Superconductivity via paramagnon and magnon exchange in a 2D near-ferromagnetic full metal and ferromagnetic half-metal

TL;DR

This paper investigates how superconductivity arises in a 2D electron system near ferromagnetic order, revealing the effects of paramagnon and magnon exchange on pairing mechanisms and transition temperatures.

Contribution

It provides a detailed theoretical analysis of superconductivity mediated by spin fluctuations in a 2D system, highlighting differences between paramagnetic and ferromagnetic phases.

Findings

Paramagnon propagator's momentum dependence reduces pairing temperature in the paramagnetic phase.

Ferromagnetic phase exhibits instant polarization of low-energy fermions.

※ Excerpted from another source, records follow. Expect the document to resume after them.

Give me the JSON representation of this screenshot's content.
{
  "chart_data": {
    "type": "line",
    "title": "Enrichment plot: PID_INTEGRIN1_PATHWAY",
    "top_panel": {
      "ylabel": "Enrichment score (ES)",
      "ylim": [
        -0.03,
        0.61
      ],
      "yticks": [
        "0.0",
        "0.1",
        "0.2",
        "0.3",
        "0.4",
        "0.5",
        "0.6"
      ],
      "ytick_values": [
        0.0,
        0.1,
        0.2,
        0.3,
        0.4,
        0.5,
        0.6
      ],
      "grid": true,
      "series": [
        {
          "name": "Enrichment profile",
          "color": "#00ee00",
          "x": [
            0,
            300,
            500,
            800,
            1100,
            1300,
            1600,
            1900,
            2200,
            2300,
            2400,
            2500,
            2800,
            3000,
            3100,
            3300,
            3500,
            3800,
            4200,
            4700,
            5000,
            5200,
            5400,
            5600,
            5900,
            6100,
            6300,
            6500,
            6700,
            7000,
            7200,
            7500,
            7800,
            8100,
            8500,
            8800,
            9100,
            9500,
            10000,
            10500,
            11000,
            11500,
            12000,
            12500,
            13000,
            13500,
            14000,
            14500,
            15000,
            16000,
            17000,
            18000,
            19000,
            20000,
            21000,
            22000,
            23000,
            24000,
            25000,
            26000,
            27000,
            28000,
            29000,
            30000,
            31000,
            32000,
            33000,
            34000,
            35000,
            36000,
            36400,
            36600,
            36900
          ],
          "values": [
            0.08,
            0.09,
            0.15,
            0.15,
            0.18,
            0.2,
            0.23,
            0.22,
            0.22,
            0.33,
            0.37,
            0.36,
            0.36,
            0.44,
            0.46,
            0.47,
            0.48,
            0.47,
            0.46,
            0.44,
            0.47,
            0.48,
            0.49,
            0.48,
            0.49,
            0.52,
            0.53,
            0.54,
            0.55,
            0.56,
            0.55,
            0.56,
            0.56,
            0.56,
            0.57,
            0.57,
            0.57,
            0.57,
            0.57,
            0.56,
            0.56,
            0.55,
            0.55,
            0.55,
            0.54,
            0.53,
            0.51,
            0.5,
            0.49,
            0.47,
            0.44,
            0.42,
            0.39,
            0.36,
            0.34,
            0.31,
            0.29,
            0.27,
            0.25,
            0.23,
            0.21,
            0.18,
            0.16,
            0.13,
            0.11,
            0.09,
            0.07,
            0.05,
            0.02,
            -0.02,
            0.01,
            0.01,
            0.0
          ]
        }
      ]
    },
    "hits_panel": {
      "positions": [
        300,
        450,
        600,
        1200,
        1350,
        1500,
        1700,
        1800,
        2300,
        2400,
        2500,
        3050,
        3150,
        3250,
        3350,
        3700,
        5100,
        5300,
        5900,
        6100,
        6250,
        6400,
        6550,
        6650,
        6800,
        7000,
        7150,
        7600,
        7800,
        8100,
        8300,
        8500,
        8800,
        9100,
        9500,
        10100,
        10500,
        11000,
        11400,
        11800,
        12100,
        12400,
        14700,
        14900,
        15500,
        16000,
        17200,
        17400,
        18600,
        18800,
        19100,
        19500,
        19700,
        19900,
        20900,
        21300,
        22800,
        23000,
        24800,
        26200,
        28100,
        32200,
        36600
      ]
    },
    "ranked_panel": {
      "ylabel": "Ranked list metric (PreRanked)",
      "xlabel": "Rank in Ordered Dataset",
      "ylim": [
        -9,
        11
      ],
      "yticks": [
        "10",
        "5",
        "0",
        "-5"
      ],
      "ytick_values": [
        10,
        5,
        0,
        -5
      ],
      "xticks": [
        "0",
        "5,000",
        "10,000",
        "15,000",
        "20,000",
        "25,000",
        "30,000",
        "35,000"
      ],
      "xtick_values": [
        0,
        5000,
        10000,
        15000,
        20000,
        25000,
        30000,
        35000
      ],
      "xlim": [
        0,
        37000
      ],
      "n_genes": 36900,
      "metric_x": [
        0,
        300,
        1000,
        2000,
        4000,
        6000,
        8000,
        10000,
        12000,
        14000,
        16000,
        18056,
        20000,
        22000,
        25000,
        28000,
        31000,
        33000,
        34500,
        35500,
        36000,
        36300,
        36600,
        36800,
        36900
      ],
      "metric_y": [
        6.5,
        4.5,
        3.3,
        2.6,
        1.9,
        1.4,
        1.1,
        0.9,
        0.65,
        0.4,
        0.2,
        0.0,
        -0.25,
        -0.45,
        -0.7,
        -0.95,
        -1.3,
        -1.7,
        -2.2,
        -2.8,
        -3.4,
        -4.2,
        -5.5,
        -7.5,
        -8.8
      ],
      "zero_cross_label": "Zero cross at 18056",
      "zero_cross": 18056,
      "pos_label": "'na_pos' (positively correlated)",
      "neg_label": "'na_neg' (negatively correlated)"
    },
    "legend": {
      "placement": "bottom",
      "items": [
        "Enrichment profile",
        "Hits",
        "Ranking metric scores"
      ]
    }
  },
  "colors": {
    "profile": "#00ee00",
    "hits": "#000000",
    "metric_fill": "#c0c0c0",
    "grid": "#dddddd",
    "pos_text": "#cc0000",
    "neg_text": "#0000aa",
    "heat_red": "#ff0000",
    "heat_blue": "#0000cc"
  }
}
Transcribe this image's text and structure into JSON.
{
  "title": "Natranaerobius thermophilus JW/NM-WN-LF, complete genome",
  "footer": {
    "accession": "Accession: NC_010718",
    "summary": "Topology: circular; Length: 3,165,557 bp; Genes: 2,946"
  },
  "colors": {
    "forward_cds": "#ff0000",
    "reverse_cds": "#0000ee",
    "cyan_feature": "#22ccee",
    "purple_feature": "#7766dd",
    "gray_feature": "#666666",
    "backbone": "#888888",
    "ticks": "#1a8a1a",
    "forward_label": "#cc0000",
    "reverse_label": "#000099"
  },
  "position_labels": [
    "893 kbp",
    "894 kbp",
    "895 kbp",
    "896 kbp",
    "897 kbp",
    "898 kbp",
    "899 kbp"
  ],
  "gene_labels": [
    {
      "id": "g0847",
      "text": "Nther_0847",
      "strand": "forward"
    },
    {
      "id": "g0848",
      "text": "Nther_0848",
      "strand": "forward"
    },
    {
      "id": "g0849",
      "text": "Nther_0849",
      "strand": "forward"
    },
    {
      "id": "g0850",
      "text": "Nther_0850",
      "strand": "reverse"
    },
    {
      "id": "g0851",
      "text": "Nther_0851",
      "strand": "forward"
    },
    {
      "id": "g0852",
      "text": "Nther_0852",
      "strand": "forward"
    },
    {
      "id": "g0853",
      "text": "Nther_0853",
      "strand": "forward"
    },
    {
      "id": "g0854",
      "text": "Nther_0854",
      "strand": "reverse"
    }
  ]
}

Pairing temperature in ferromagnetic phase is a significant fraction of the Fermi energy.

Abstract

We study superconductivity in paramagnetic and ferromagnetically-ordered phases in a two-dimensional electron system with parabolic fermionic dispersion and short-range repulsive interaction. In the paramagnetic phase, we find that a weak momentum dependence of a paramagnon propagator parametrically reduces the onset temperature for the pairing compared to that in phenomenological theories which assume a strong dispersion of a paramagnon and also changes the topology of the gap function. In the ferromagnetic phase, we show that the order instantly polarizes low-energy fermionic excitations. We derive the fully renormalized pairing interaction between low-energy fermions, mediated by two transverse Goldstone modes and show that it is attractive in a spatially-odd channel. The pairing temperature in the ferromagnetic phase is found to be a fraction of the Fermi energy, significantly larger than in the paramagnetic phase near the transition. Our results are relevant for understanding superconductivity in proximity to itinerant ferromagnetism in multi-valley graphene systems, particularly the ones with full valley and spin polarization.